The deadline for online application is the 15th day of the month immediately preceding the first month in the test windows. For example, February 15 is the last day to apply for the March 15 to April 15 test window. Requests for special accommodations and retake requests must be received even earlier:

  • Deadline for the first test window is January 1.
  • For the second test window, the deadline for these requests is May 1.
  • September 1 is the deadline for the third test window.

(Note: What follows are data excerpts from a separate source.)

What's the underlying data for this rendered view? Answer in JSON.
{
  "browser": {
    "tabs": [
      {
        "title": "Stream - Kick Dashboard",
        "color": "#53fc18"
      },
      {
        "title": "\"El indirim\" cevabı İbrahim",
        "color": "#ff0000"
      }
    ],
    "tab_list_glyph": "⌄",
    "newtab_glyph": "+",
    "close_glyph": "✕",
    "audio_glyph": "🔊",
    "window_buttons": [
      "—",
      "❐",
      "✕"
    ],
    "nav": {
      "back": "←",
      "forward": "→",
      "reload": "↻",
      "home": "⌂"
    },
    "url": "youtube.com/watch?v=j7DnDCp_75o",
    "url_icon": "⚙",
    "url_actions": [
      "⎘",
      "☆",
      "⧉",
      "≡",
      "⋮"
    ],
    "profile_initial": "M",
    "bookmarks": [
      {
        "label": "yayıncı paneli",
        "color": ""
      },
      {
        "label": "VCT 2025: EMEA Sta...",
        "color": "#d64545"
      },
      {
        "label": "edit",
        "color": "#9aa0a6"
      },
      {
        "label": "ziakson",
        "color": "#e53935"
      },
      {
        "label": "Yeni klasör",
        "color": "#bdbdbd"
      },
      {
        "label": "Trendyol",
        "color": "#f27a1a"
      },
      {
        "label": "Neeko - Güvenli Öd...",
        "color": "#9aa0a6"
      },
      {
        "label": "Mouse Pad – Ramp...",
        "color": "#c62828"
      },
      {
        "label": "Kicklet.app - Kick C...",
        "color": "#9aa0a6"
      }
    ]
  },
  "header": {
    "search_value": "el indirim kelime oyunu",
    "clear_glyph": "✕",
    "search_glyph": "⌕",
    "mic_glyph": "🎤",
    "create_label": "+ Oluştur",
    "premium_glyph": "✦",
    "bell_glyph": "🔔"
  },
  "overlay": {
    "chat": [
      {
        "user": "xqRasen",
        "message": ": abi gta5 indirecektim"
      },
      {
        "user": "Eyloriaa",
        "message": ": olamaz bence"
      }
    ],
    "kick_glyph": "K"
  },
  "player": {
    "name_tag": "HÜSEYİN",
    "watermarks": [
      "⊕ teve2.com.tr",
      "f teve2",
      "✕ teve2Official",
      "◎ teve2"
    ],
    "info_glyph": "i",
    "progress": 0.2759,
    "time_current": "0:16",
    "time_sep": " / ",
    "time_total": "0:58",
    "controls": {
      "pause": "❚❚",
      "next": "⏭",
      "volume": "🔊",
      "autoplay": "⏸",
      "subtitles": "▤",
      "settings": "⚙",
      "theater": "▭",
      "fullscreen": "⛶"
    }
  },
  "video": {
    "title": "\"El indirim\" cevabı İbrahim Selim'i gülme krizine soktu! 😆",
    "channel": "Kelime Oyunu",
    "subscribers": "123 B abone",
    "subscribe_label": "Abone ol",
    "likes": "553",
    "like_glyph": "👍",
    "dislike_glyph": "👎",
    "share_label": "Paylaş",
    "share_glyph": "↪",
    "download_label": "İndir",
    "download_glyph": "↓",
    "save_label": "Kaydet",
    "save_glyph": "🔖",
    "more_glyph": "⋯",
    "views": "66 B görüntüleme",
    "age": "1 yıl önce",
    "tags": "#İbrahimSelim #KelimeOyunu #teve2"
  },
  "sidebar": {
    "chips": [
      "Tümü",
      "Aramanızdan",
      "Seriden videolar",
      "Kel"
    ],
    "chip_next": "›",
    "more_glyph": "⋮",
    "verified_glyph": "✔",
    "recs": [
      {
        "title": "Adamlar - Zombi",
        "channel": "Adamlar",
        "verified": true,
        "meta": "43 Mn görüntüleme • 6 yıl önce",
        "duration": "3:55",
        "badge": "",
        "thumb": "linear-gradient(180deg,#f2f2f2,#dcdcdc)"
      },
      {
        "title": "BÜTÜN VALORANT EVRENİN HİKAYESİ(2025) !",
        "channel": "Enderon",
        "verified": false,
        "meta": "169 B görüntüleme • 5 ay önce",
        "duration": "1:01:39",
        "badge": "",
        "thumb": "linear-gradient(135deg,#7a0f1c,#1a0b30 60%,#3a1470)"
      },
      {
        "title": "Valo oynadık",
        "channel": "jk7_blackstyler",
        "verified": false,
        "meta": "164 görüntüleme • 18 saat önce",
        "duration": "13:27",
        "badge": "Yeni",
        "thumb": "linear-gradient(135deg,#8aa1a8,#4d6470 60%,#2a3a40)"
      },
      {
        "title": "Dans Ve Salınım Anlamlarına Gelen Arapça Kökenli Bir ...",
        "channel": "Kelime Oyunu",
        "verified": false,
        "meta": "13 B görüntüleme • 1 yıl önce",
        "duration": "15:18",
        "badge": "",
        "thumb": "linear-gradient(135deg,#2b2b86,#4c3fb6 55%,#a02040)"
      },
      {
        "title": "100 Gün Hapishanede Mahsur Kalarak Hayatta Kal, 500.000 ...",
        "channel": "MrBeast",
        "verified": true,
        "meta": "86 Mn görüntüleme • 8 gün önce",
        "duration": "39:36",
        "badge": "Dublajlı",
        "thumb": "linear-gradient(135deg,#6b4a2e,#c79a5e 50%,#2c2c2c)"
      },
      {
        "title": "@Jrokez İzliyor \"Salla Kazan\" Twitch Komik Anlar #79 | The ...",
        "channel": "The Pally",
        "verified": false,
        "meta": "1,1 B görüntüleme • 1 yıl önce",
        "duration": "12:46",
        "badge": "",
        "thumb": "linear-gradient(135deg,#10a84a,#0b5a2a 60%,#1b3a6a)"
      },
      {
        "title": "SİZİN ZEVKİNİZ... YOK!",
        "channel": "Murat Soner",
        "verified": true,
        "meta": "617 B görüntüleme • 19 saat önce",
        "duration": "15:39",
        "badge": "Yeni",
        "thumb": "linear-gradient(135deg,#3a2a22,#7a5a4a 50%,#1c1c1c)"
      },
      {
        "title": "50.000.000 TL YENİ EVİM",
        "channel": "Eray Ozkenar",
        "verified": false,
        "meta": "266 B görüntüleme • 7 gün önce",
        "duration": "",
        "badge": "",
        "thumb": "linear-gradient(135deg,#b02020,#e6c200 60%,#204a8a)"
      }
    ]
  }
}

Most students are not required to request retake permission unless they have already taken the test more than five times or if they are testing in Oklahoma, Georgia, Tennessee, Missouri, Indiana or in the country of Canada.

Costs and Refund Policies

A fee of $310 must be paid using a major credit card at the time the student applies online to take the VTNE. Students who fail to provide valid identification or who arrive late to the testing center are usually not eligible for refunds of this fee. Additionally, a strict time limit is enforced for requesting refunds prior to the testing date. Test-takers who miss one date must usually register and pay for another; rescheduling of test dates is only possible within the established testing window for the original date.

What Subjects Does the VTNE Cover?

The American Association of Veterinary State Boards and the testing experts at Professional Examination Services have constructed an examination blueprint that outlines the various topics to be covered by the VTNE, which include the following:

  • Animal care and nursing
  • Anesthesia
  • Laboratory procedures
  • Pharmacy and pharmacology
  • Surgical nursing
  • Dentistry
  • Pain management and analgesia
  • Diagnostic imaging
  • Critical care and emergency medicine

These subjects are among the most important for veterinary technicians practicing their skills in clinical environments.

What to Expect

Test-takers should arrive at the testing center at least 30 minutes prior to the scheduled start of the VTNE. Valid identification is required to be admitted to the test; students who fail to provide acceptable identification will typically be denied access to the test and must pay an additional fee to schedule a second sitting for the VTNE. An online calculator will be provided for those taking the exam. A dry-erase board, marker and eraser will usually also be provided for use in figuring mathematical computations and managing other analytical tasks. The test features a strict three-hour time limit; while test-takers may take breaks as necessary, that time is taken out of the three hours allotted for the VTNE.

Practicing for the VTNE

A number of practice tests are available online from the American Association of Veterinary State Boards and from other tutoring or educational websites. These tests can provide a clear idea of what to expect during the formal exam and can build confidence among veterinary technicians seeking licensure in their states. Because these tests are administered via computer, the practice tests available online can provide a fair approximation of the actual examination experience for aspiring vet techs. It is also worth noting that there is no penalty for providing wrong answers. Therefore, it is to the student’s advantage to make an educated guess on questions to which he or she does not know the answer.

A Required Component of State Licensure

While the VTNE cannot serve as a credential on its own, it is required by many states as part of the veterinary technician licensing process. Vet techs can arrange to have their test scores sent to the state in which they wish to practice, allowing them to qualify for licensing as a veterinary technician more easily. Some states require that vet techs retake the VTNE to become certified in a new location; others will accept scores earned years or decades ago as qualifications for state licensure. Contacting the state veterinary board governing the area in which the student wishes to practice is the most efficient and effective way to determine the requirements for licensure in a particular state or province.

Achieving licensure as a vet tech can provide added employment opportunities and pathways to greater responsibility in the veterinary field. The VTNE can provide the evidence needed to demonstrate competency and skill in this field, allowing recent graduates to enjoy a higher degree of success throughout their careers.